Prophaze WAF Blog

Docker Containers - Cloud WAF

Written by Maneesha Mariam | Apr 21, 2021 10:52:36 AM

Nowadays enterprises are looking to transform software development practices to be agile to deliver more software faster. Container technology is emerging as the preferred means of packaging and deploying applications. To granularly customize policies down to the exact syscall allowed on a host, docker brings a whole set of isolation capabilities to containerized applications with strong defaults out of the box to the ability for IT admins.

Docker allows you to:
• Isolate applications from one other
• Isolate applications from the host
• Enhance the security of your application by limiting its capabilities
• Stimulate adoption of the principle of least privilege

Without considering the kind of application you intend to deploy in your infrastructure (off the shelf, legacy monolith or micro-services), containers can provide greater isolation at runtime and application integrity as it travels throughout the software development life-cycle. Dockers can run on the physical, cloud, or virtual infrastructure permitting applications to be secured by container technology regardless of deployment.
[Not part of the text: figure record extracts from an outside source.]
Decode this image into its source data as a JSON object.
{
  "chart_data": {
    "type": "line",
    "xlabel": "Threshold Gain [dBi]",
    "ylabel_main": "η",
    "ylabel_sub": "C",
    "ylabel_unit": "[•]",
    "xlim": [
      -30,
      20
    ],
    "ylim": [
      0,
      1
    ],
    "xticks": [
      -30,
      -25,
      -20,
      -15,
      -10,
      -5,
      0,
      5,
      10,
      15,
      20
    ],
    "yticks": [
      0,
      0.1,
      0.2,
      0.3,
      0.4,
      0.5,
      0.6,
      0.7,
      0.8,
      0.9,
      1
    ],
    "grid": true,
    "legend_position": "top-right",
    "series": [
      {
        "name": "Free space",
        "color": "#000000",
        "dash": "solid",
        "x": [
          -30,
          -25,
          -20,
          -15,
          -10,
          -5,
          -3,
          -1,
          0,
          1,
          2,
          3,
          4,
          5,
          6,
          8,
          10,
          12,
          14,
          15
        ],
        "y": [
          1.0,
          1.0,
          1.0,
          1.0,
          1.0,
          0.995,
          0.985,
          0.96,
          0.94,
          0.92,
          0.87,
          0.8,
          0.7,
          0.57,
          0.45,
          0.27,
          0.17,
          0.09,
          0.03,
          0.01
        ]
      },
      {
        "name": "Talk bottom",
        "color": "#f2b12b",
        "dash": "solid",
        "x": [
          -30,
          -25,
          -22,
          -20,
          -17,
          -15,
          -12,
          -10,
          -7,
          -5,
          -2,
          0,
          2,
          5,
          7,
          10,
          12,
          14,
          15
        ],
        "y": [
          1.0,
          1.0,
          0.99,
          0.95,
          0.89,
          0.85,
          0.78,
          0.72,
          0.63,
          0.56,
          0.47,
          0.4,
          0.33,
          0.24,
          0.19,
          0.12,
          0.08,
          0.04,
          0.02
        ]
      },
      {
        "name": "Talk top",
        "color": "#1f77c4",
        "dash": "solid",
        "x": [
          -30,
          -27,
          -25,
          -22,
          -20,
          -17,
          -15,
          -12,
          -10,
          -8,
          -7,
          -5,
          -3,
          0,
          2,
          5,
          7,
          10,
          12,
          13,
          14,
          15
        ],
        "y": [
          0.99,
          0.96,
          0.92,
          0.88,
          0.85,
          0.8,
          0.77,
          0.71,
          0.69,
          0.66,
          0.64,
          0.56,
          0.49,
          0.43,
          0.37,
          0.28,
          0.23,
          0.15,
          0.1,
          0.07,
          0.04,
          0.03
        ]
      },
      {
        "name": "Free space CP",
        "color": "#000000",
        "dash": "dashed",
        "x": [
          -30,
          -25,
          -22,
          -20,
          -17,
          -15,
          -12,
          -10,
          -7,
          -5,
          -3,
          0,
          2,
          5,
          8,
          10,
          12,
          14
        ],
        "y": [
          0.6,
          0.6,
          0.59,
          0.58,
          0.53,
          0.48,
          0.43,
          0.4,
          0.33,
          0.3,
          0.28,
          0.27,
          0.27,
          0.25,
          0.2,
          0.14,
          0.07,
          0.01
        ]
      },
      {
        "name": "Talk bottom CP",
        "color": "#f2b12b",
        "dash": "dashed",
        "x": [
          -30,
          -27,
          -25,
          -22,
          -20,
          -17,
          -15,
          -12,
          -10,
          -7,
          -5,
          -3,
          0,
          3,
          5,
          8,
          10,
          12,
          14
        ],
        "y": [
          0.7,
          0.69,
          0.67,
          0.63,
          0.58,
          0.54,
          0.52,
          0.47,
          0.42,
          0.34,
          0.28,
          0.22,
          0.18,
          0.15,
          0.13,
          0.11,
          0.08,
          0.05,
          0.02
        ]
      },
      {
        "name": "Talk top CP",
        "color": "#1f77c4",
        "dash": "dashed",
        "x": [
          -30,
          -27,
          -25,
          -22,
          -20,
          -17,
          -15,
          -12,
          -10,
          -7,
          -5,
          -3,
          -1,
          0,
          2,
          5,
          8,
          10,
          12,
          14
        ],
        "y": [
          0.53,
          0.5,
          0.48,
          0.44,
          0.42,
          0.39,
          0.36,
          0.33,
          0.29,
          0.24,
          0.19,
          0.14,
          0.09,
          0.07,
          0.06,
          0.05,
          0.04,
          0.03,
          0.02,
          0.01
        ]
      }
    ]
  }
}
Containers give an extra layer of security by isolating applications from their host and each other while reducing the use of resources of the underlying infrastructure and reducing the surface area of the host itself.

• Containers and Virtual Machines (VMs) can be implemented together to provide extra layers of isolation and protection for selected services.
• Docker gives the most complete set of security capabilities and ships with strong defaults in container technology.
• Applications packaged in containers are more secure by default.

By adopting Docker, enterprises can improve agility, portability, and control for each application with a modern application platform. To enhance the overall resilience of a system, best practices for application security have long recommended a strategy that creates layers of protection. Limiting vulnerable surface area with a common OS is one such important layer.

Docker Overview

Docker - a platform used to build, ship, and run any applications anywhere.

Organizations are looking into Docker to simplify and accelerate their application development and deployment process. Dockers can provide an easily composable and lightweight container that can change dynamically without interfering with the application as a whole. Docker containers are frictionlessly portable across any environments (development, test, and production) that runs either locally on physical or VMs, in various cloud service providers or data centers.

Docker Engine (lightweight runtime application)
It has built-in features for orchestration, scheduling, networking, and security features to develop and deploy single or multi-container applications. This can be installed either on a physical or virtual host running a Linux OS in a cloud or private datacenter.

Docker containers
Docker containers are deployed to run across the cluster of Docker Engines. Containers permit the developers to package small or large amounts of code and their dependencies together into an isolated package. This model permits different isolated containers to run on the same host. This results in better usage of hardware resources and reducing the impact of misbehaving applications on each other and their host system. Docker containers are made from container images with layered file systems. This ensures that the container itself contains only the elements needed to run the application. Images are controlled and allocated from registries like Docker Cloud and Docker Trusted Registry with teams building and deploying applications. At runtime, the application containers are arranged, scheduled, and controlled from Docker Universal Control Plane. These technologies are accessible as an integrated platform. Docker Datacenter to power a modern application environment based on container technology.

Docker Engine Architecture

 

It uses a client-server architecture. Docker client communicates to the Engine’s daemon, which does the heavy lifting of building, shipping, and running the Docker containers for a specific application service. The Docker client can be run locally using Docker for Windows or Mac desktop app. Both the client and daemon can run on the same host but clients can also access Docker Engines remotely. All communications between the daemon and client occur through a RESTful API and can be secured with TLS. Docker is coded in Go, and the daemon uses various libraries and kernel features to deliver its functionality.